If I buy a mortgage, I am buying a cash flow and a security interest. Buying a loan subjects me to both the credit risk of the particular borrower and the systemic risk that housing prices will make my collateral worthless and encourage defaults. If I buy 100 mortgages, I reduce my risk because the variance of the cash flows I receive will be lower. Some bborrowers will lose their jobs/cash and default, but it's likely that most won't and the default rate becomes more predicatable as the number of loans increases.

The only addition in the case of a securitization is that they break the cash flow up into tiers. If I am very risk averse and you are less so, then we can negotiate my receiving the first dollars in the door, until I am paid what I am owed that month in full. Once I am paid, the cash starts flowing into your pocket. Any excess for that month is held and applied next month. Since you get paid second, you are taking more of the risk that insufficient funds will roll in, and so you will tend to want a higher interest rate to compensate you for that risk.

There's nothing wrong with that as a product; it's not even that complicated. Like any product, though, there are risks. The entire pool of cash flows might turn out to be bad.

R. Richard Schweitzer writes:

I spent a bit of time today trying to work out just how big a player Goldman Sachs has been in the actual mortgage securities markets, specifically those consisting of Residential Mortgages, but excluding "structured" products which "contained" NO actual mortgages.

What I found was that just the subprime mortgage securities aggregated about $1.3 Tril outstanding. As best I could derive, G-S portfolio of all forms of mortgage securities never approached as much as 100 Bn., It was probably closer to 8 Bn at any one point.

But, at a ratio of say 10 Bn to 1,300 Bn (1.3 BN)
Goldman's role would have been miniscule.

And that would use only the aggregate subprime, not all the mortgage market.

Does anybody have good stats on this?

Michael Gauss writes:

Let me preface by saying I am not a sophisticated investor.

But if we had not had the bailouts would we not have had a 1930s style cataclysmic collapse?


zbicyclist writes:

At a time when Democrats have also been the recipient of large amount of Wall Street contributions, it's tempting to dust off Naderite critiques of the system.

David Pancost writes:

Stiglitz's Free Fall strikes me as the best I've read explaining why we went into the crapper, who & what were responsible, & how we could have avoided the whole thing.
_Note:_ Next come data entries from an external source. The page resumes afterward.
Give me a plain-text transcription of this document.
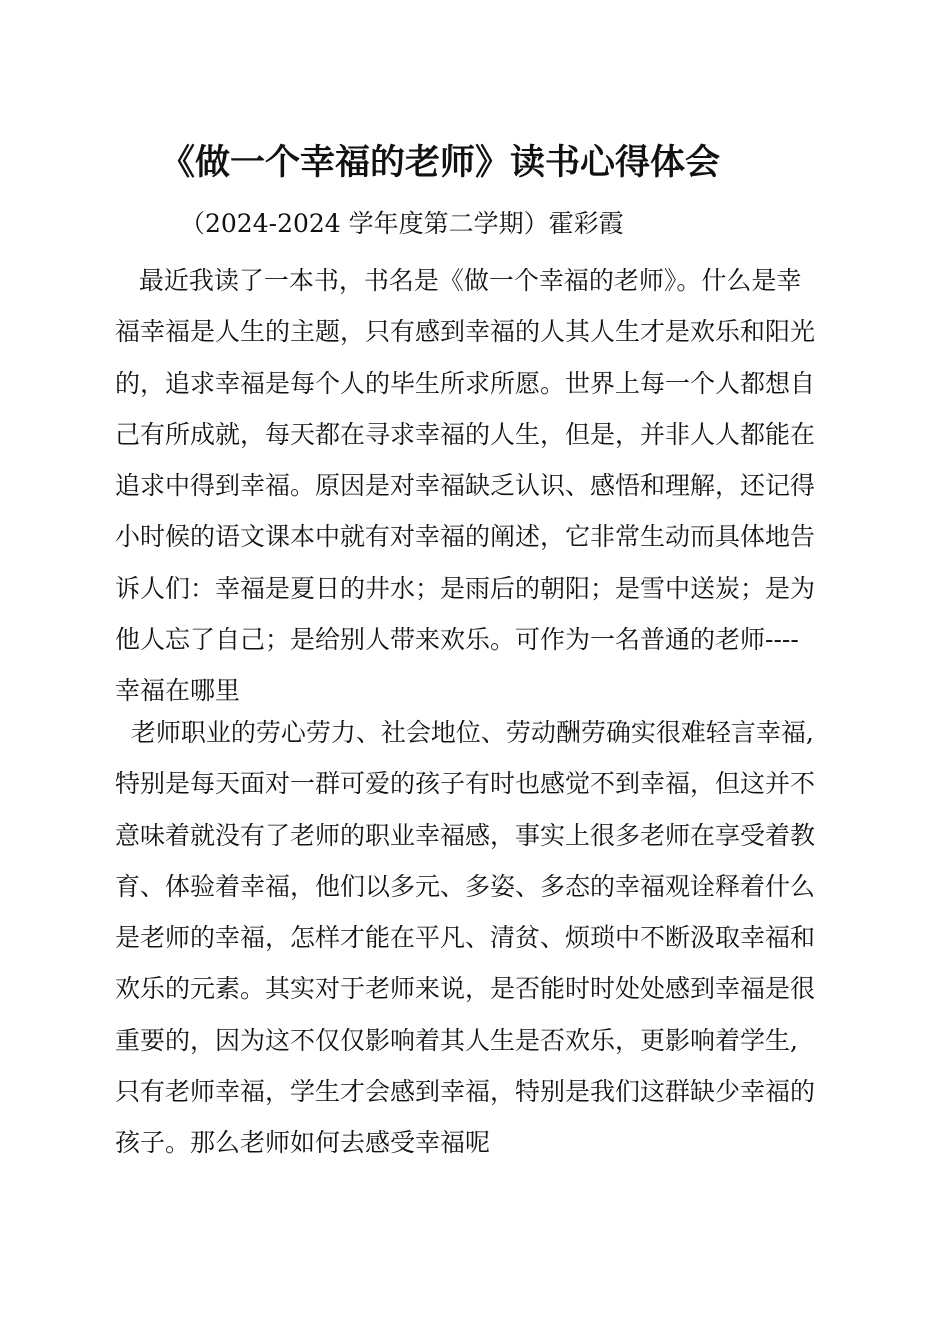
《做一个幸福的老师》读书心得体会
（2024-2024 学年度第二学期）霍彩霞
最近我读了一本书，书名是《做一个幸福的老师》。什么是幸
福幸福是人生的主题，只有感到幸福的人其人生才是欢乐和阳光
的，追求幸福是每个人的毕生所求所愿。世界上每一个人都想自
己有所成就，每天都在寻求幸福的人生，但是，并非人人都能在
追求中得到幸福。原因是对幸福缺乏认识、感悟和理解，还记得
小时候的语文课本中就有对幸福的阐述，它非常生动而具体地告
诉人们：幸福是夏日的井水；是雨后的朝阳；是雪中送炭；是为
他人忘了自己；是给别人带来欢乐。可作为一名普通的老师----
幸福在哪里
老师职业的劳心劳力、社会地位、劳动酬劳确实很难轻言幸福,
特别是每天面对一群可爱的孩子有时也感觉不到幸福，但这并不
意味着就没有了老师的职业幸福感，事实上很多老师在享受着教
育、体验着幸福，他们以多元、多姿、多态的幸福观诠释着什么
是老师的幸福，怎样才能在平凡、清贫、烦琐中不断汲取幸福和
欢乐的元素。其实对于老师来说，是否能时时处处感到幸福是很
重要的，因为这不仅仅影响着其人生是否欢乐，更影响着学生,
只有老师幸福，学生才会感到幸福，特别是我们这群缺少幸福的
孩子。那么老师如何去感受幸福呢
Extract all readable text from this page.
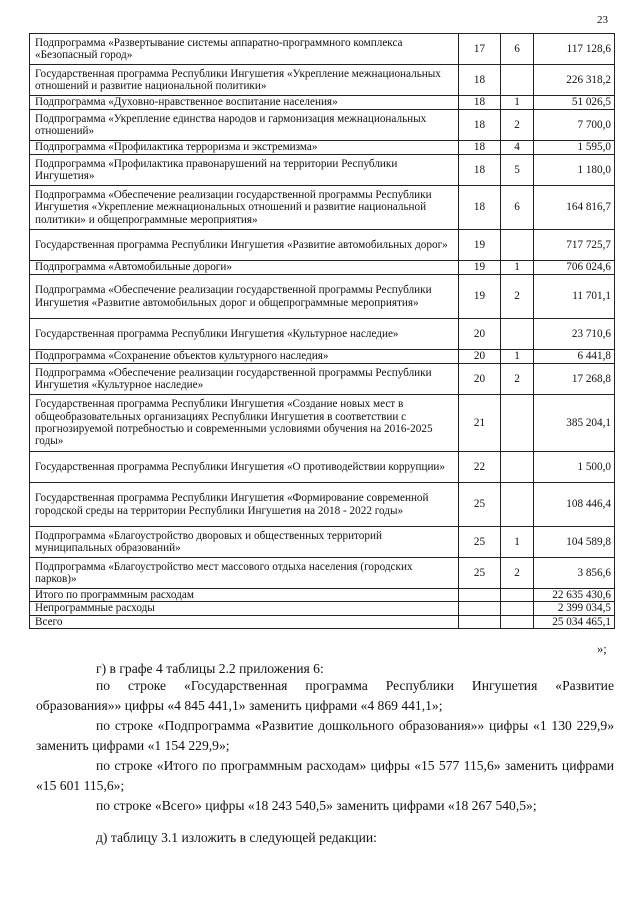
23
Подпрограмма «Развертывание системы аппаратно-программного комплекса «Безопасный город»	17	6	117 128,6
Государственная программа Республики Ингушетия «Укрепление межнациональных отношений и развитие национальной политики»	18		226 318,2
Подпрограмма «Духовно-нравственное воспитание населения»	18	1	51 026,5
Подпрограмма «Укрепление единства народов и гармонизация межнациональных отношений»	18	2	7 700,0
Подпрограмма «Профилактика терроризма и экстремизма»	18	4	1 595,0
Подпрограмма «Профилактика правонарушений на территории Республики Ингушетия»	18	5	1 180,0
Подпрограмма «Обеспечение реализации государственной программы Республики Ингушетия «Укрепление межнациональных отношений и развитие национальной политики» и общепрограммные мероприятия»	18	6	164 816,7
Государственная программа Республики Ингушетия «Развитие автомобильных дорог»	19		717 725,7
Подпрограмма «Автомобильные дороги»	19	1	706 024,6
Подпрограмма «Обеспечение реализации государственной программы Республики Ингушетия «Развитие автомобильных дорог и общепрограммные мероприятия»	19	2	11 701,1
Государственная программа Республики Ингушетия «Культурное наследие»	20		23 710,6
Подпрограмма «Сохранение объектов культурного наследия»	20	1	6 441,8
Подпрограмма «Обеспечение реализации государственной программы Республики Ингушетия «Культурное наследие»	20	2	17 268,8
Государственная программа Республики Ингушетия «Создание новых мест в общеобразовательных организациях Республики Ингушетия в соответствии с прогнозируемой потребностью и современными условиями обучения на 2016-2025 годы»	21		385 204,1
Государственная программа Республики Ингушетия «О противодействии коррупции»	22		1 500,0
Государственная программа Республики Ингушетия «Формирование современной городской среды на территории Республики Ингушетия на 2018 - 2022 годы»	25		108 446,4
Подпрограмма «Благоустройство дворовых и общественных территорий муниципальных образований»	25	1	104 589,8
Подпрограмма «Благоустройство мест массового отдыха населения (городских парков)»	25	2	3 856,6
Итого по программным расходам			22 635 430,6
Непрограммные расходы			2 399 034,5
Всего			25 034 465,1
»;
г) в графе 4 таблицы 2.2 приложения 6:
по строке «Государственная программа Республики Ингушетия «Развитие образования»» цифры «4 845 441,1» заменить цифрами «4 869 441,1»;
по строке «Подпрограмма «Развитие дошкольного образования»» цифры «1 130 229,9» заменить цифрами «1 154 229,9»;
по строке «Итого по программным расходам» цифры «15 577 115,6» заменить цифрами «15 601 115,6»;
по строке «Всего» цифры «18 243 540,5» заменить цифрами «18 267 540,5»;
д) таблицу 3.1 изложить в следующей редакции:
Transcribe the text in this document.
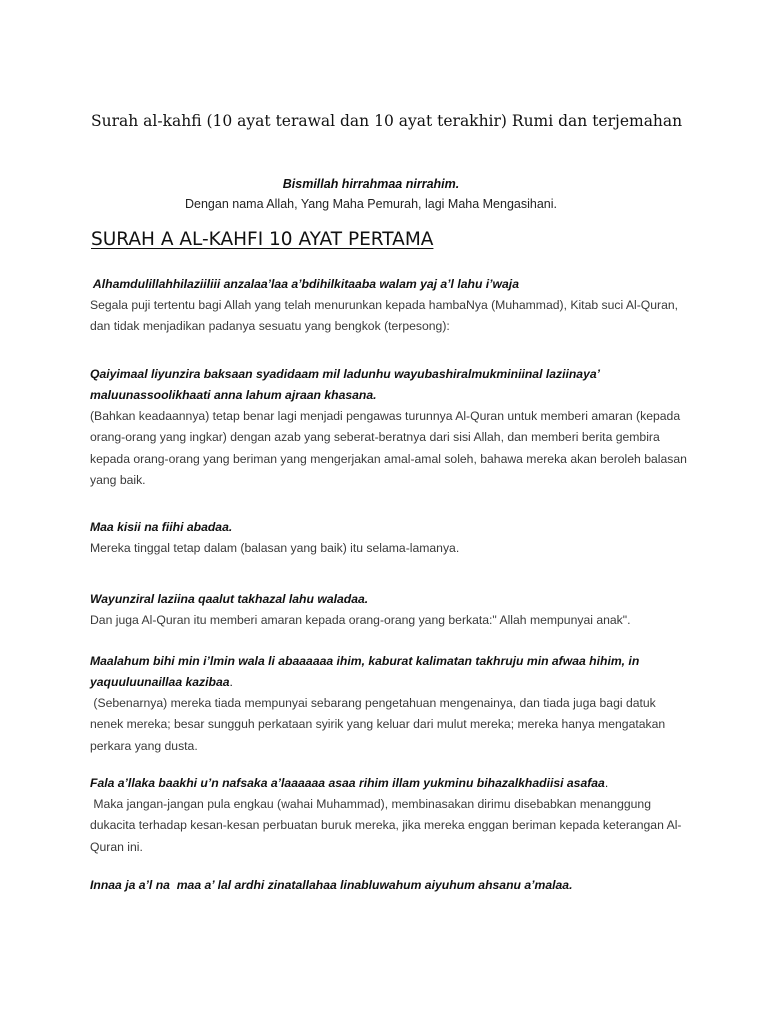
Surah al-kahfi (10 ayat terawal dan 10 ayat terakhir) Rumi dan terjemahan
Bismillah hirrahmaa nirrahim.
Dengan nama Allah, Yang Maha Pemurah, lagi Maha Mengasihani.
SURAH A AL-KAHFI 10 AYAT PERTAMA
Alhamdulillahhilaziiliii anzalaa’laa a’bdihilkitaaba walam yaj a’l lahu i’waja
Segala puji tertentu bagi Allah yang telah menurunkan kepada hambaNya (Muhammad), Kitab suci Al-Quran, dan tidak menjadikan padanya sesuatu yang bengkok (terpesong):
Qaiyimaal liyunzira baksaan syadidaam mil ladunhu wayubashiralmukminiinal laziinaya’ maluunassoolikhaati anna lahum ajraan khasana.
(Bahkan keadaannya) tetap benar lagi menjadi pengawas turunnya Al-Quran untuk memberi amaran (kepada orang-orang yang ingkar) dengan azab yang seberat-beratnya dari sisi Allah, dan memberi berita gembira kepada orang-orang yang beriman yang mengerjakan amal-amal soleh, bahawa mereka akan beroleh balasan yang baik.
Maa kisii na fiihi abadaa.
Mereka tinggal tetap dalam (balasan yang baik) itu selama-lamanya.
Wayunziral laziina qaalut takhazal lahu waladaa.
Dan juga Al-Quran itu memberi amaran kepada orang-orang yang berkata:" Allah mempunyai anak".
Maalahum bihi min i’lmin wala li abaaaaaa ihim, kaburat kalimatan takhruju min afwaa hihim, in yaquuluunaillaa kazibaa.
(Sebenarnya) mereka tiada mempunyai sebarang pengetahuan mengenainya, dan tiada juga bagi datuk nenek mereka; besar sungguh perkataan syirik yang keluar dari mulut mereka; mereka hanya mengatakan perkara yang dusta.
Fala a’llaka baakhi u’n nafsaka a’laaaaaa asaa rihim illam yukminu bihazalkhadiisi asafaa.
Maka jangan-jangan pula engkau (wahai Muhammad), membinasakan dirimu disebabkan menanggung dukacita terhadap kesan-kesan perbuatan buruk mereka, jika mereka enggan beriman kepada keterangan Al-Quran ini.
Innaa ja a’l na  maa a’ lal ardhi zinatallahaa linabluwahum aiyuhum ahsanu a’malaa.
As he peals the onion--his metaphor--he comes down hard blaming simple-minded faith in market efficiency. Not, I suppose, a popular idea here. Curiously enough, he, too, thinks the bail out was wrong. I'm not sure his solution--seizing problem banks, zeroing out stockholders, replacing management, & then recapitalizing--was possible, legally, politically, or even economically. But it seems to be the way financial reform is going.